Investors have a huge number of options when choosing where to invest and which products to buy. Here are some details on how we rate providers.
Our Boring Money Best Buys are awarded to reputable firms, with decent products which are sensibly priced and are well-rated by their customers.
For novice investors, that means they must have a small range of easily understandable investments – a sort of pre-packaged investment 'ready-meal' which does lots of the heavy lifting for you. For experienced investors, they must either provide access to a wide range of investments from different investment managers or assume a higher level of knowledge about investments.
Our Best Buys are strictly independent. We make no money from click-throughs or sneaky deals. If we changed all of our Best Buys tomorrow, it would make no impact on our revenues.

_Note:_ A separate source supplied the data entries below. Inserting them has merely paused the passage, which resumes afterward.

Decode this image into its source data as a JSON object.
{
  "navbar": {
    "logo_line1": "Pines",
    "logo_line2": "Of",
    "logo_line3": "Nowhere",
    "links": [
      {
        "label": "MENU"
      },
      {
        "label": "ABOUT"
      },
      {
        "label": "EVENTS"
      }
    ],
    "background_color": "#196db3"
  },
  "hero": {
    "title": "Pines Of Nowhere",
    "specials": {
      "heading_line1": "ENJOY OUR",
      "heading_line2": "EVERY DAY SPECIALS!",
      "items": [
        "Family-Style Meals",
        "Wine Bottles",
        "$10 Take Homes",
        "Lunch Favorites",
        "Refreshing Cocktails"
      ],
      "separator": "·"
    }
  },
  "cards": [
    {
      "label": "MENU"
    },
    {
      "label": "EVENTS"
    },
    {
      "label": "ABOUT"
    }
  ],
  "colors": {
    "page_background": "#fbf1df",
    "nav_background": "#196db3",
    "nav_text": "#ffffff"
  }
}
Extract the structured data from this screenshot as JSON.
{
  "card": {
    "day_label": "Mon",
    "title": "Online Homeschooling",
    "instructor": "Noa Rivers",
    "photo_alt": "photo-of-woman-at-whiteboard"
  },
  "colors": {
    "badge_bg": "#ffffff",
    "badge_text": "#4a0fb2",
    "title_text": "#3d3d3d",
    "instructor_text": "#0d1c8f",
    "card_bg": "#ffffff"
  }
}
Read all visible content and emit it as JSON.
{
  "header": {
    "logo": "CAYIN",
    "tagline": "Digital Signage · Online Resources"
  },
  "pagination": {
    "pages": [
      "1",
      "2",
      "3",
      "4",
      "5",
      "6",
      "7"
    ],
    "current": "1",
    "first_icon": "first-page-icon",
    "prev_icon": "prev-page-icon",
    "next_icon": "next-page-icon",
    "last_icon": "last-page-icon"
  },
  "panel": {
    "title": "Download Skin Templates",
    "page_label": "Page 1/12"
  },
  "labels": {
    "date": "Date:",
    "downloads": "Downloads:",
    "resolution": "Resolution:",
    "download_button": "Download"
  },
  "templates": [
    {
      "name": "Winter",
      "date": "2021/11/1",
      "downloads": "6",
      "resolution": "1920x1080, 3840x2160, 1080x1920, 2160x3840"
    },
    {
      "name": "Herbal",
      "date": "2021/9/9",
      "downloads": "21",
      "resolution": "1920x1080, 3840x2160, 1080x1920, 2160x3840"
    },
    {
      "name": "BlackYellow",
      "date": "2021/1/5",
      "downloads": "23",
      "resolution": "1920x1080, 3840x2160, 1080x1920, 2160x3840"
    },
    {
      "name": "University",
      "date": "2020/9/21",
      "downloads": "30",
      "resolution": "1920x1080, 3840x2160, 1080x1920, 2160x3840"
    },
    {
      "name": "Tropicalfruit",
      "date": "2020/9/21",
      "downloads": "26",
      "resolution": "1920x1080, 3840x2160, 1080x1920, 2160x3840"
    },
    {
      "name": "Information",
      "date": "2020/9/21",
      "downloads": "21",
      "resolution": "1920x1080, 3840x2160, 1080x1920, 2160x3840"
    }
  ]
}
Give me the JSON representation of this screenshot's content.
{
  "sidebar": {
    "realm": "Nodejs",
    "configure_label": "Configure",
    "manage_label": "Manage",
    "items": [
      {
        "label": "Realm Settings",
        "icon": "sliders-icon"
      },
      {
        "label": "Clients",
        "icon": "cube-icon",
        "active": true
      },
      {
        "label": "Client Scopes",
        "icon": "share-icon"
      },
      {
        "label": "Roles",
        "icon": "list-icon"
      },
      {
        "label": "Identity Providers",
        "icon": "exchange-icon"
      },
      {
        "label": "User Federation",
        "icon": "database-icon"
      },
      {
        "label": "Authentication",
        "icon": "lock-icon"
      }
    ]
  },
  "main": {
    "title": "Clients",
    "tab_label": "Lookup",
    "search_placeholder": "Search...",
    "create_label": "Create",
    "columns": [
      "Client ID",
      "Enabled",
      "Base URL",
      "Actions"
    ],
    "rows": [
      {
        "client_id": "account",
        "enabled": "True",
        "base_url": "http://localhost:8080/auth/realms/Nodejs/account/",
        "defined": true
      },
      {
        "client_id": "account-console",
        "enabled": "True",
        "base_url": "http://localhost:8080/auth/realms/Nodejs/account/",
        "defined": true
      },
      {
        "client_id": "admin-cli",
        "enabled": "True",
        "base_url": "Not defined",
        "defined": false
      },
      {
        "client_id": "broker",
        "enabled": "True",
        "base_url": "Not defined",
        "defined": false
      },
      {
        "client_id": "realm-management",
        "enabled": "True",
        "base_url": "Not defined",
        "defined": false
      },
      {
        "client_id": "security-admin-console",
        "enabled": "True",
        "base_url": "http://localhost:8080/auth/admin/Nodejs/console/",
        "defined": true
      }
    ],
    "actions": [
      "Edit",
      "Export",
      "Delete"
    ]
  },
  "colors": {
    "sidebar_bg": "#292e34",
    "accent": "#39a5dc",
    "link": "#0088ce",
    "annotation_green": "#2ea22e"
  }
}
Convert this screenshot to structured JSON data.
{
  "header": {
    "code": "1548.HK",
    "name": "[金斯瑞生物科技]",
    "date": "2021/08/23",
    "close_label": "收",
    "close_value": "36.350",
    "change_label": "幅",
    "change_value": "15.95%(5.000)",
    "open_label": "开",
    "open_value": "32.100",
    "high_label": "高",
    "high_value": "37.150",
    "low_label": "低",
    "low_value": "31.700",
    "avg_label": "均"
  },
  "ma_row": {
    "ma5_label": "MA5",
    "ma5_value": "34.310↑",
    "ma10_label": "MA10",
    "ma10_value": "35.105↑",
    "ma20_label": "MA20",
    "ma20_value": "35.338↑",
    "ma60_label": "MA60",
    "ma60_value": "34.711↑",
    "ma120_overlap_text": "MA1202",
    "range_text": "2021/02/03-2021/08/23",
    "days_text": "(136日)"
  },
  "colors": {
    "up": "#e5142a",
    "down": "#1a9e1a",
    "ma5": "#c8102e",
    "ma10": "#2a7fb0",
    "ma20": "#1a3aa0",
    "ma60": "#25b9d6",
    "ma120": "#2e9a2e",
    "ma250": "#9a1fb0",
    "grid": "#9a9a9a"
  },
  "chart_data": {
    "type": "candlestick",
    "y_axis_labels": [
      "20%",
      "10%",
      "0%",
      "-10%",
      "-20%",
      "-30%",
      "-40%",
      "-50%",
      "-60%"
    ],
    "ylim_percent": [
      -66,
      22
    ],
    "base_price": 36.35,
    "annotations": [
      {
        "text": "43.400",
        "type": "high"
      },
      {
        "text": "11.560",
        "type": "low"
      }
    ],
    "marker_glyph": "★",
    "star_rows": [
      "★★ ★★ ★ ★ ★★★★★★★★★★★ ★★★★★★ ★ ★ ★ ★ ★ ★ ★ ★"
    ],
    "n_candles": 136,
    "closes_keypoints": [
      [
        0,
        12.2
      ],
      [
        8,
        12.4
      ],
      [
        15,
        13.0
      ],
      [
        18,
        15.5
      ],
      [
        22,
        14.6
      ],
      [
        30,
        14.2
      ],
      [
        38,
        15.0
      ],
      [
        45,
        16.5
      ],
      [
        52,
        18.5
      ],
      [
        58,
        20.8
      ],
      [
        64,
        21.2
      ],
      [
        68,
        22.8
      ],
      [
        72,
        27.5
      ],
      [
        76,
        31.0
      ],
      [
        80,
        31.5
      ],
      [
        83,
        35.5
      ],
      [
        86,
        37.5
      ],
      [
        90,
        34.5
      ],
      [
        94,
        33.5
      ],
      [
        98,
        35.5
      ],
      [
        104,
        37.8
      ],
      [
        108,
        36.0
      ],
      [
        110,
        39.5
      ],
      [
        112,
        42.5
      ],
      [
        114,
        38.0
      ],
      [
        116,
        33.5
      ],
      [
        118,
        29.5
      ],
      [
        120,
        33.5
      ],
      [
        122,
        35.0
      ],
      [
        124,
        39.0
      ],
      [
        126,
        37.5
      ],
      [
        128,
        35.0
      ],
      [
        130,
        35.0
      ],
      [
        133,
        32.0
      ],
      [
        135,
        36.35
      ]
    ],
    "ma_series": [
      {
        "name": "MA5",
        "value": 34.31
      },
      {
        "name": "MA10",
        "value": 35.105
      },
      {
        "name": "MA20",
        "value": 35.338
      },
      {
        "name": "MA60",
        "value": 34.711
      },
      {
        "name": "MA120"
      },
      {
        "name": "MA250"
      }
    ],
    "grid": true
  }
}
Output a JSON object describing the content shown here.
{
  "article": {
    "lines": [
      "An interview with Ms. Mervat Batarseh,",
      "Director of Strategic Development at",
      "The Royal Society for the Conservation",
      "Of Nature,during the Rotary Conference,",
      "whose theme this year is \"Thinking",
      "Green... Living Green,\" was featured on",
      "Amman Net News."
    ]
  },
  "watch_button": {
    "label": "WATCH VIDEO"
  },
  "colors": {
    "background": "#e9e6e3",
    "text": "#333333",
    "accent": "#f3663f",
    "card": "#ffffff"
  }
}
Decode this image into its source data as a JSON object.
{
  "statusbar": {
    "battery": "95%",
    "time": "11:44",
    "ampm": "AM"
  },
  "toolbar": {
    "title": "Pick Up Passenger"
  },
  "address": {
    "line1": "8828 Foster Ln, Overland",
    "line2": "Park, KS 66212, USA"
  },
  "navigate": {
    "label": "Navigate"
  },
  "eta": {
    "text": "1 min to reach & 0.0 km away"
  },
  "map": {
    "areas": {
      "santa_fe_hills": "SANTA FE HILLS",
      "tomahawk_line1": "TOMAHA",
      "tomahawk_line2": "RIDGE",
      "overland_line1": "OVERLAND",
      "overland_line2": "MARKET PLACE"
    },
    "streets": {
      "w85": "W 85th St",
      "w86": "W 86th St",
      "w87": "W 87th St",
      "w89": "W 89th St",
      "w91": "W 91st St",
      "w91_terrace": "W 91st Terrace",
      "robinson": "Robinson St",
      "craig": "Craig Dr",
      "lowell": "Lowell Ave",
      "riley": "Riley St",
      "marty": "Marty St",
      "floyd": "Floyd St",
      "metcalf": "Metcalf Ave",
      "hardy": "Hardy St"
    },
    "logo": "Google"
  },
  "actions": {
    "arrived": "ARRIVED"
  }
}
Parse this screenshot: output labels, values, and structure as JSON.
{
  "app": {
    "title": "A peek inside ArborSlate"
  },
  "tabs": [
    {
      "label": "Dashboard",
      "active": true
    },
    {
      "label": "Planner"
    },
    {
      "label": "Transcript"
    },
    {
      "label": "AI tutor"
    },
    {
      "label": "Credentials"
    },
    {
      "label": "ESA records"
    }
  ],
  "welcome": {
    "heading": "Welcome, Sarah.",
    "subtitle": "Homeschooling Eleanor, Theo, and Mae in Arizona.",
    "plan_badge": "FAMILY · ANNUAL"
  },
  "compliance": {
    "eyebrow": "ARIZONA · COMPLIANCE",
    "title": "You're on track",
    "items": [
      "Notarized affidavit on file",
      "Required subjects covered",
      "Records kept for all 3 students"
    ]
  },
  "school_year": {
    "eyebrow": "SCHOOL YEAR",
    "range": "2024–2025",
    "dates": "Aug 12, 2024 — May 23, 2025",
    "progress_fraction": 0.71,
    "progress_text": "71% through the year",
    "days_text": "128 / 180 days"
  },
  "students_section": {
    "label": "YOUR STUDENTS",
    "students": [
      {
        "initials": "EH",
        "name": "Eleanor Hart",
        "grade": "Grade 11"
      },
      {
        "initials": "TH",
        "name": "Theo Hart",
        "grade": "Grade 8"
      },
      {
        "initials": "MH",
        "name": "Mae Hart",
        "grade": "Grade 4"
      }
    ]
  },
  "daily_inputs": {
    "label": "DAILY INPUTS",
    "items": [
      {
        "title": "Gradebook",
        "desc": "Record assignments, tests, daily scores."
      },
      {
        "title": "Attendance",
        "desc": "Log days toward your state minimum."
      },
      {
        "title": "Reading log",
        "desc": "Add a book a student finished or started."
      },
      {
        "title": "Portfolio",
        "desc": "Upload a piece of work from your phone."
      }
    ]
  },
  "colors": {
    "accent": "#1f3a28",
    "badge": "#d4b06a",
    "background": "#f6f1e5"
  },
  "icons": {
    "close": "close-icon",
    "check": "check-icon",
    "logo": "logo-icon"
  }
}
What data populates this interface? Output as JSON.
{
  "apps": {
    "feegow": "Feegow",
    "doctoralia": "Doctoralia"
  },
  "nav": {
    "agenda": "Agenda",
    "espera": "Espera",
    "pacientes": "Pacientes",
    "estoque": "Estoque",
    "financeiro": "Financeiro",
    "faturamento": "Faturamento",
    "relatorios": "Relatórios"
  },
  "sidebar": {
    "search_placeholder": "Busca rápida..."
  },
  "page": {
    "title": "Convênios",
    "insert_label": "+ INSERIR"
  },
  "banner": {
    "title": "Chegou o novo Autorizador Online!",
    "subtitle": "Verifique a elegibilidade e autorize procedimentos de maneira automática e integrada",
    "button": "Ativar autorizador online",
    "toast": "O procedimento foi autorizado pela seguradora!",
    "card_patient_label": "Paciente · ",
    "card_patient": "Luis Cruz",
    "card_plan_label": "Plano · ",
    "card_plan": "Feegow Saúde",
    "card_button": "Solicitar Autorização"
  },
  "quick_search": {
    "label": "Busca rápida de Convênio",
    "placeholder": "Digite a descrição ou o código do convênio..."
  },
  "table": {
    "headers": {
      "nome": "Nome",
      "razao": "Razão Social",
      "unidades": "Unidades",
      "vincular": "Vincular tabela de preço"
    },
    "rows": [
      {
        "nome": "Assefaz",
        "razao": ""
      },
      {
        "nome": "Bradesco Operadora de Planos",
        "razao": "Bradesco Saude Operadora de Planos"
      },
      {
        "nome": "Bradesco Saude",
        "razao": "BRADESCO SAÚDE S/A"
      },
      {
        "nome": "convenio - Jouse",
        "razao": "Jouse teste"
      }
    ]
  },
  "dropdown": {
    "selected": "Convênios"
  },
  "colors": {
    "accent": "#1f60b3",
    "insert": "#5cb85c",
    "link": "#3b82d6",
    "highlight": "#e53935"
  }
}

For a firm to be one of our Best Buys we must have received reviews from more than 25 of their customers, with at least 65% saying they'd recommend them. The firm also needs a 'We Say' score of 4 or more and not cost too much.
Our 'We Say' scores
Our scores are based on a range of criteria:
- We gather reviews from platform users. These reviews currently make up 25% of the score, with a weighting applied according to the date of the review.
- Each provider is rated by six of the Boring Money team, based on their website, ease of use, service, the quality of their communications, content and how likely we would be to use this platform. This is currently 25% of the final rating.
- We also rate platforms on phone customer service, based on their call centre opening hours and the time they take to answer the phone – 5% of the final score.
- Cost is scored based on the type of proposition offered and makes 30% of the final score.
- For services that we categorise as better for novice investors this is based on the all-in cost including investment charges, since the service is often bundled together with the investments.
- For those services suitable for experienced investors we just look at the cost of the ‘platform’, since investors are free to pick from thousands of funds with different prices.
- Providers are scored according to ‘future stability’ based on the size of the platform and longevity in the market, which makes up 15% of the score.